San Gimignano

Torture nel carcere di Ranza: condannati i 10 agenti

Il tribunale di Siena ha condannato, nella giornata di mercoledì, per il reato di tortura in concorso 10 agenti della Polizia Penitenziaria del carcere di Ranza

Torture nel carcere di Ranza: condannati i 10 agenti
Cronaca Chianti senese, 27 Febbraio 2021 ore 18:30

Il tribunale di Siena ha condannato, nella giornata di mercoledì, per il reato di tortura in concorso 10 agenti della Polizia Penitenziaria del carcere di Ranza, a San Gimignano, coinvolti nel violento pestaggio di un detenuto tunisino avvenuto l'11 ottobre 2018. Si trattava di un processo stralcio, altri 5 operatori sono stati rinviati a giudizio e si presenteranno davanti al giudice a maggio per affrontare il dibattimento.
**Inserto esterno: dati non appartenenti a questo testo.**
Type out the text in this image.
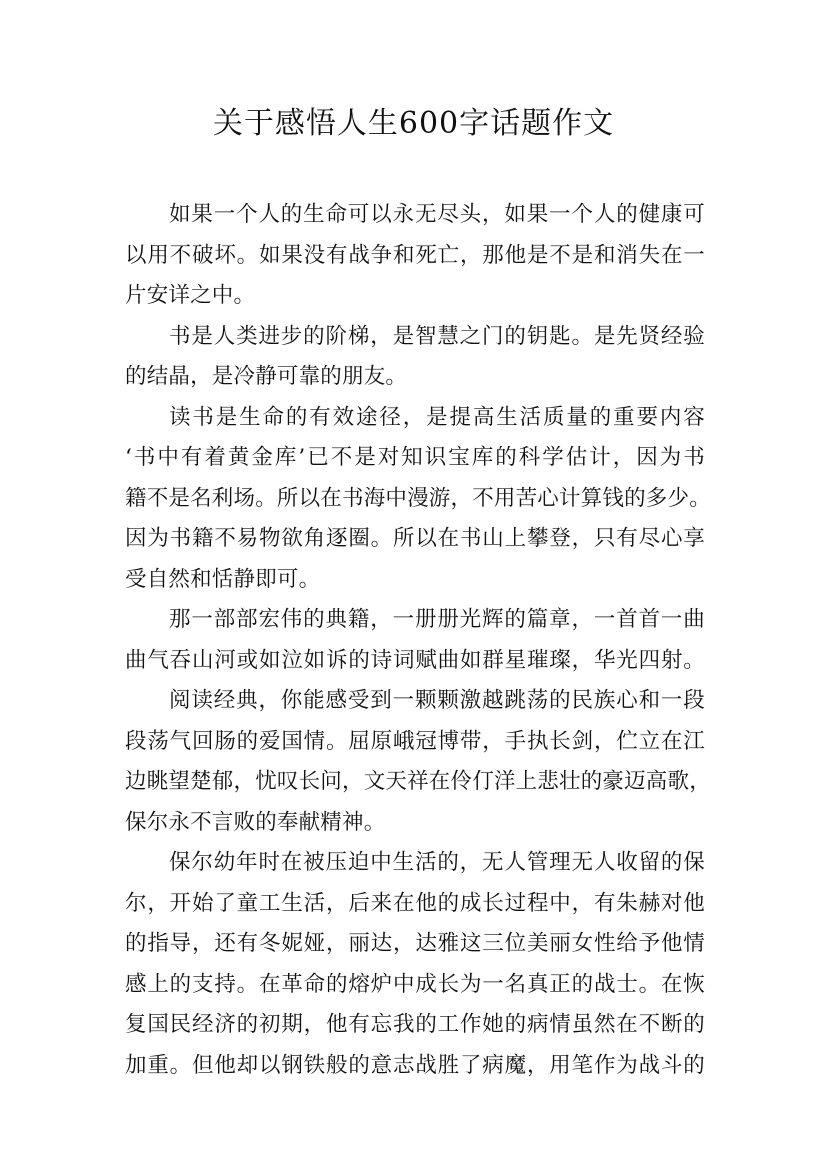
关于感悟人生600字话题作文
如果一个人的生命可以永无尽头，如果一个人的健康可
以用不破坏。如果没有战争和死亡，那他是不是和消失在一
片安详之中。
书是人类进步的阶梯，是智慧之门的钥匙。是先贤经验
的结晶，是冷静可靠的朋友。
读书是生命的有效途径，是提高生活质量的重要内容
‘书中有着黄金库’已不是对知识宝库的科学估计，因为书
籍不是名利场。所以在书海中漫游，不用苦心计算钱的多少。
因为书籍不易物欲角逐圈。所以在书山上攀登，只有尽心享
受自然和恬静即可。
那一部部宏伟的典籍，一册册光辉的篇章，一首首一曲
曲气吞山河或如泣如诉的诗词赋曲如群星璀璨，华光四射。
阅读经典，你能感受到一颗颗激越跳荡的民族心和一段
段荡气回肠的爱国情。屈原峨冠博带，手执长剑，伫立在江
边眺望楚郁，忧叹长问，文天祥在伶仃洋上悲壮的豪迈高歌，
保尔永不言败的奉献精神。
保尔幼年时在被压迫中生活的，无人管理无人收留的保
尔，开始了童工生活，后来在他的成长过程中，有朱赫对他
的指导，还有冬妮娅，丽达，达雅这三位美丽女性给予他情
感上的支持。在革命的熔炉中成长为一名真正的战士。在恢
复国民经济的初期，他有忘我的工作她的病情虽然在不断的
加重。但他却以钢铁般的意志战胜了病魔，用笔作为战斗的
Sentenza storica quella emessa dal gup Jacopo Rocchi, una delle prime in Italia che vede condannati esponenti delle forze dell'ordine per il reato di tortura promosso dalla Procura di Siena, che aveva parlato di trattamento disumano a carico dello straniero, picchiato durante un trasferimento di cella. Il video dell'assalto era stato mostrato in aula durante la requisitoria del pubblico ministero: si vedeva chiaramente il gruppo di agenti che sommerge il detenuto, che alla fine si rialza in mutande, anche se gli avvocati dei poliziotti hanno sempre negato ci siano state torture di alcun tipo. Il gup ha accolto la tesi accusatoria delle delle parti civili, disponendo pene che vanno da un minimo di 2 anni e 3 mesi fino a 2 anni e 8 mesi, oltre che un risarcimento di 80mila euro per la parte offesa (a sentenza definitiva), difesa dall'avvocato Raffaella Nardone: «C'è grande soddisfazione – ha detto a margine della sentenza – è stato riconosciuto il reato di tortura. Il mio assistito porta ancora i segni psicologici di quel che è successo».

I 10 agenti, interdetti dai pubblici uffici, sono stati condannati anche, in concorso, per lesioni aggravate: la pm Valentina Magnini aveva chiesto per loro pene dagli 1 ai 3 anni. La contestazione della tortura, da aggravante, è stata riconosciuta invece come reato autonomo. «Il reato è più grave quando a commetterlo sono dei pubblici ufficiali – ha commentato il garante nazionale dei detenuti Michele Passione, per il quale è stato disposto un risarcimento da 5mila euro, al pari del garante dei detenuti di San Gimignano – gli agenti devono sapere  indossano una divisa e devono quindi fare il loro dovere». Delusi i legali delle difese, che  hanno detto di aspettare le motivazioni della sentenza per decidere di appellarsi. «Sicuramente faremo appello – ha detto l’avvocato Manfredi Biotti, legale di nove dei dieci agenti - perché questa  sentenza non ci da giustizia, non rappresenta l’ambiente carcerario. Si sta strumentalizzando una situazione che in realtà non è quella.  Ritengo che il giudice abbia deciso secondo la sua idea e impostazione per lui in  modo giusto: capiremo qual è la sua ricostruzione dei fatti e le motivazione e poi vedremo».